Mesmo com a decisão da Camex, ele avaliou que não há espaço para queda de preço no Brasil tanto pelo nível de restrição da oferta quanto pelo calendário de safra dos fornecedores que seriam beneficiados com a medida.
"Não acredito na redução de preço, pela baixa disponibilidade do produto e também porque só terá produto para entrar aqui em novembro, de países como Estados Unidos e Índia, por exemplo. Não vejo mudança de mercado, mesmo baixando a TEC", disse.
O arroz em casca no Rio Grande do Sul, principal produtor nacional, fechou a terça-feira cotado em 104,17 reais por saca de 50 kg, alta de 10,8% na variação mensal e mais que o dobro da média de 45,15 reais registrada um ano antes, segundo dados do Centro de Estudos Avançados em Economia Aplicada (Cepea).
A Associação Brasileira da Indústria de Arroz (Abiarroz) ressaltou em nota publicada em seu site que o câmbio "praticamente inviabilizou as importações do produto de parceiros do Mercosul", que são isentos de tarifas.
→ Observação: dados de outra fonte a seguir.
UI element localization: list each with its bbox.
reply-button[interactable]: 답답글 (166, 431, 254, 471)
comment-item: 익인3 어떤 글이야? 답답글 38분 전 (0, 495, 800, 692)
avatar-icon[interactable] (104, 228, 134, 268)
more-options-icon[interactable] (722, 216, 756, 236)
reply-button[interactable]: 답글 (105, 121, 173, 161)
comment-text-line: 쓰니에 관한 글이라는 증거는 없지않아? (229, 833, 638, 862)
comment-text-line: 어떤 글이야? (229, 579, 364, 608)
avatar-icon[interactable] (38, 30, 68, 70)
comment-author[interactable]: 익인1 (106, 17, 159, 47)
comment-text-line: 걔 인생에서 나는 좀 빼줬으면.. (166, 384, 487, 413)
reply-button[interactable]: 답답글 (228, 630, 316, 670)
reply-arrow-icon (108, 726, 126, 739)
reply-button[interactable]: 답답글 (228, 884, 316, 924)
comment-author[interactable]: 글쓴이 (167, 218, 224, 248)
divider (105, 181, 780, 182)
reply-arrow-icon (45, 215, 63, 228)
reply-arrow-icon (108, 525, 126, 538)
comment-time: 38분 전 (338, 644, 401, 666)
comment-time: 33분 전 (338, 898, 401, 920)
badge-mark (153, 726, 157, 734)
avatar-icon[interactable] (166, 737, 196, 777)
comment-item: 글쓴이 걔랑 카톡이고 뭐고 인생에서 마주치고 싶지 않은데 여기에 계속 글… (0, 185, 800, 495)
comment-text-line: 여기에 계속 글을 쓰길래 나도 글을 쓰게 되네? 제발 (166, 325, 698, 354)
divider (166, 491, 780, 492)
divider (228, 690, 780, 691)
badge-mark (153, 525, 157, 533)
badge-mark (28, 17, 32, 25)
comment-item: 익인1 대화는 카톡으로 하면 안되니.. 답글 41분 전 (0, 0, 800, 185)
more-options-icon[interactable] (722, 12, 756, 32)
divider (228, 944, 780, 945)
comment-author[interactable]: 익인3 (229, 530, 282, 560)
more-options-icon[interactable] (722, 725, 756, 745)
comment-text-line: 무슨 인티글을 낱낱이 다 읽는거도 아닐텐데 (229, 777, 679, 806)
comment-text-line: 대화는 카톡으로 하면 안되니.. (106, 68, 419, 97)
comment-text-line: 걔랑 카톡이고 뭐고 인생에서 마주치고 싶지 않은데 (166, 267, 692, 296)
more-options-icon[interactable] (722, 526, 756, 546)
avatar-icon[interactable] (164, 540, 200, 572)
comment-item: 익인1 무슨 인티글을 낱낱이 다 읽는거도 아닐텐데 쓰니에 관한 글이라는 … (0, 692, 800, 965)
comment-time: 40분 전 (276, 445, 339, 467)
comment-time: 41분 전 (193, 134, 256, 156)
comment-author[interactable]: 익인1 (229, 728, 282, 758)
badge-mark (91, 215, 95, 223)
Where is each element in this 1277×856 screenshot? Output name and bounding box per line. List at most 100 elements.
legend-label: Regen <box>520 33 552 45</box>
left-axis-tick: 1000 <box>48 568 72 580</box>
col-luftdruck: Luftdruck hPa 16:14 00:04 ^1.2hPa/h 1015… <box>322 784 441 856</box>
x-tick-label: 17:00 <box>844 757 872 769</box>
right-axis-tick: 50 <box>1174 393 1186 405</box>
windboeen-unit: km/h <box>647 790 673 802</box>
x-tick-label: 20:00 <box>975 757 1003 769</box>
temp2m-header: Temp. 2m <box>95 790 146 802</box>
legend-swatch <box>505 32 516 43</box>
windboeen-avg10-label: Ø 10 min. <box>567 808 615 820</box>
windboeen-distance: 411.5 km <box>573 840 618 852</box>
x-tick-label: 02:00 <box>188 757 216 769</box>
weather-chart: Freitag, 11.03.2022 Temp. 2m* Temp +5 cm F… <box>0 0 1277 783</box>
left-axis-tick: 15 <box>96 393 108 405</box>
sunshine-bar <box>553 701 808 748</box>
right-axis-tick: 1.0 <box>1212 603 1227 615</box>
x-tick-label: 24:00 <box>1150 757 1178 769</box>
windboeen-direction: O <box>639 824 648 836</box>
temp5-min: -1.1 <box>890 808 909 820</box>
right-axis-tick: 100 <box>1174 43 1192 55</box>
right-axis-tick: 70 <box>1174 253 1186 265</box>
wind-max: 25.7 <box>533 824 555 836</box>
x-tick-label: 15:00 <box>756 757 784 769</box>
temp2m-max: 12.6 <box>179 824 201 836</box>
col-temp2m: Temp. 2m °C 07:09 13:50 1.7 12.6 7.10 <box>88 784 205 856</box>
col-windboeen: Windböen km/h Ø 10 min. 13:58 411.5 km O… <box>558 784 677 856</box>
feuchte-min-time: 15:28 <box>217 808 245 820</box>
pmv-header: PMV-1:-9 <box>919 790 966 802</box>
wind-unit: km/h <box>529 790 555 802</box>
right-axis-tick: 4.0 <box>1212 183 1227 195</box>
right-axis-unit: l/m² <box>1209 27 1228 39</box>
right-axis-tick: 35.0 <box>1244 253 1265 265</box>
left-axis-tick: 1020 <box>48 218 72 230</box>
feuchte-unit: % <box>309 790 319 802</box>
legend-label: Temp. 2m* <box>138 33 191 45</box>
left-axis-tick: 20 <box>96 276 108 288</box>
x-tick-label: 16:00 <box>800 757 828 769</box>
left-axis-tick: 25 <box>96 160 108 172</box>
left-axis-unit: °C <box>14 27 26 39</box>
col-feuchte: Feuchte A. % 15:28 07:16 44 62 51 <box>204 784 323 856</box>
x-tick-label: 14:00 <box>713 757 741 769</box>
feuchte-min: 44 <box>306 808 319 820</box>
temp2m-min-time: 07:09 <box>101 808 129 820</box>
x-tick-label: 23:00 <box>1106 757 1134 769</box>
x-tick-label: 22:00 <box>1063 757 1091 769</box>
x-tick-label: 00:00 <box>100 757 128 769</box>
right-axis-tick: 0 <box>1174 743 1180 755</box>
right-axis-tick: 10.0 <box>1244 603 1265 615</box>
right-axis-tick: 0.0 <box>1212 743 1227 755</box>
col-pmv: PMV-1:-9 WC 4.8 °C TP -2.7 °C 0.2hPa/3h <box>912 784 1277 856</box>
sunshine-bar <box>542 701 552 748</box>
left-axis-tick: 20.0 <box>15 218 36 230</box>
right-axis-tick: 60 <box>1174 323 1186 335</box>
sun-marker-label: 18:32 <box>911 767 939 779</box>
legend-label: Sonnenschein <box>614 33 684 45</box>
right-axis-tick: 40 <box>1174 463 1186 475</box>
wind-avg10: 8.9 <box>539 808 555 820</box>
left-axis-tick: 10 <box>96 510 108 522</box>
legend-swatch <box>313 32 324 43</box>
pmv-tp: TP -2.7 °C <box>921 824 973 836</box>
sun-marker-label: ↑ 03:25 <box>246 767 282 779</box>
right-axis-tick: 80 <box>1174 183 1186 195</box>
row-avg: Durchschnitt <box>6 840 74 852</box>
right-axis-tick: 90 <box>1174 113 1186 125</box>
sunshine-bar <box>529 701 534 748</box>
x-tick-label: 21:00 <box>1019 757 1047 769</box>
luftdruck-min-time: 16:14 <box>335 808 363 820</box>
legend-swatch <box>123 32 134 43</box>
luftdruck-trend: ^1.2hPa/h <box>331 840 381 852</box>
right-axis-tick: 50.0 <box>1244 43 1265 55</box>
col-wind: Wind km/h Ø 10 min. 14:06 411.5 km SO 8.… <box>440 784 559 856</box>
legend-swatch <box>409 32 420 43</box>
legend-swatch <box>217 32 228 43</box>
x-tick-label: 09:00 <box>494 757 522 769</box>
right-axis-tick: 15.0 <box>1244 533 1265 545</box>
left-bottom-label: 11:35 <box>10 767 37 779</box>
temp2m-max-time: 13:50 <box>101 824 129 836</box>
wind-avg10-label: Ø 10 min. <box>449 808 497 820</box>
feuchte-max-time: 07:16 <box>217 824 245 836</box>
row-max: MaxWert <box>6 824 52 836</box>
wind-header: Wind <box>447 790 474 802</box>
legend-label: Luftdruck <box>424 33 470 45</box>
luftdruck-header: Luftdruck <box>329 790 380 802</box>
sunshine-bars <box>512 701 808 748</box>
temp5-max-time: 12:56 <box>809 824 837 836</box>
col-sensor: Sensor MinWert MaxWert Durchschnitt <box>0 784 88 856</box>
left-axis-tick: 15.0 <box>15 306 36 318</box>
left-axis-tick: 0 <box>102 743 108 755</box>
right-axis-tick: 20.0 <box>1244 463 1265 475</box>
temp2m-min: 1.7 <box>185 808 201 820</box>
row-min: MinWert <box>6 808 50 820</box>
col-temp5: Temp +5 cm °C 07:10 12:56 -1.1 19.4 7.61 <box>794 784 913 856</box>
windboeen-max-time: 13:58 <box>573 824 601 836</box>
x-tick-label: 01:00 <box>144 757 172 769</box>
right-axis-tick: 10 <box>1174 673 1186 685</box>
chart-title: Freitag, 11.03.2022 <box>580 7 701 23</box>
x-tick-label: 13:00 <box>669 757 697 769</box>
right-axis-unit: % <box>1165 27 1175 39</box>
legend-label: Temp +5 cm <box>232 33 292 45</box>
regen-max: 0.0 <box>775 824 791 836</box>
O fato contribuiu para a atual restrição de oferta no país, segundo a associação.
As importações de arroz pelo Brasil de janeiro a agosto somaram 373,3 mil toneladas, queda de 26% ante o mesmo período do ano passado, segundo dados do governo.
O analista da consultoria Safras & Mercado Gabriel Viana explicou que o Brasil já iniciou a temporada deste ano com estoques curtos devido a problemas climáticos no ciclo anterior.
Em meados de março, época de colheita no Rio Grande do Sul, a corrida pela aquisição do produto causada pelas incertezas referentes à pandemia impediu o tradicional recuo nos preços que deveria ocorrer.
"Essa preocupação com a segurança alimentar aconteceu em diversos países do mundo e os preços internacionais do arroz aumentaram... Para o Brasil, o câmbio tornou as exportações mais atrativas e ainda temos capacidade para exportação", disse Viana.
"Isso quer dizer que os preços podem subir ainda mais, é provável que subam... essa retirada da TEC não vai ter impacto significativo", acrescentou.
Dados do Ministério da Agricultura indicam que, até agosto, as exportações de arroz no ano alcançaram 982,9 mil toneladas, alta de 48% ante o mesmo período de 2019.
PATRIOTISMO
O presidente Jair Bolsonaro chegou a afirmar na semana passada que pediria "patriotismo" aos donos de supermercados para evitar aumentos de preços aos consumidores.
Na terça-feira, ele disse que tem pedido aos lojistas que produtos essenciais sejam vendidos com margem de lucro "próxima de zero".
Em entrevista à CNN Brasil na noite de terça-feira, a ministra Tereza Cristina disse que sua pasta tem monitorado os estoques de produtos agrícolas.
"Nossa grande preocupação é que não faltem alimentos nos supermercados", afirmou ela, ao citar mudanças na demanda devido a novos hábitos alimentares dos brasileiros durante a pandemia de coronavírus, com muitas pessoas ficando em casa após quarentenas decretadas por governos e prefeituras para reduzir a disseminação da doença.
A ministra garantiu que a próxima safra de arroz, que começa a ser plantada agora, ajudará a reduzir os problemas de oferta.
"Esse arroz ele começa a ser colhido em janeiro, em meados de janeiro ele já está sendo colhido, e nós teremos uma safra bem maior... ano que vem teremos um estoque bem maior de arroz", afirmou.
O Ministério da Agricultura disse no final de agosto que avaliava a possibilidade de isentar temporariamente de tarifas importações de arroz, milho e soja de países que não são membros do Mercosul para equilibrar o mercado doméstico e impedir aumentos de preços.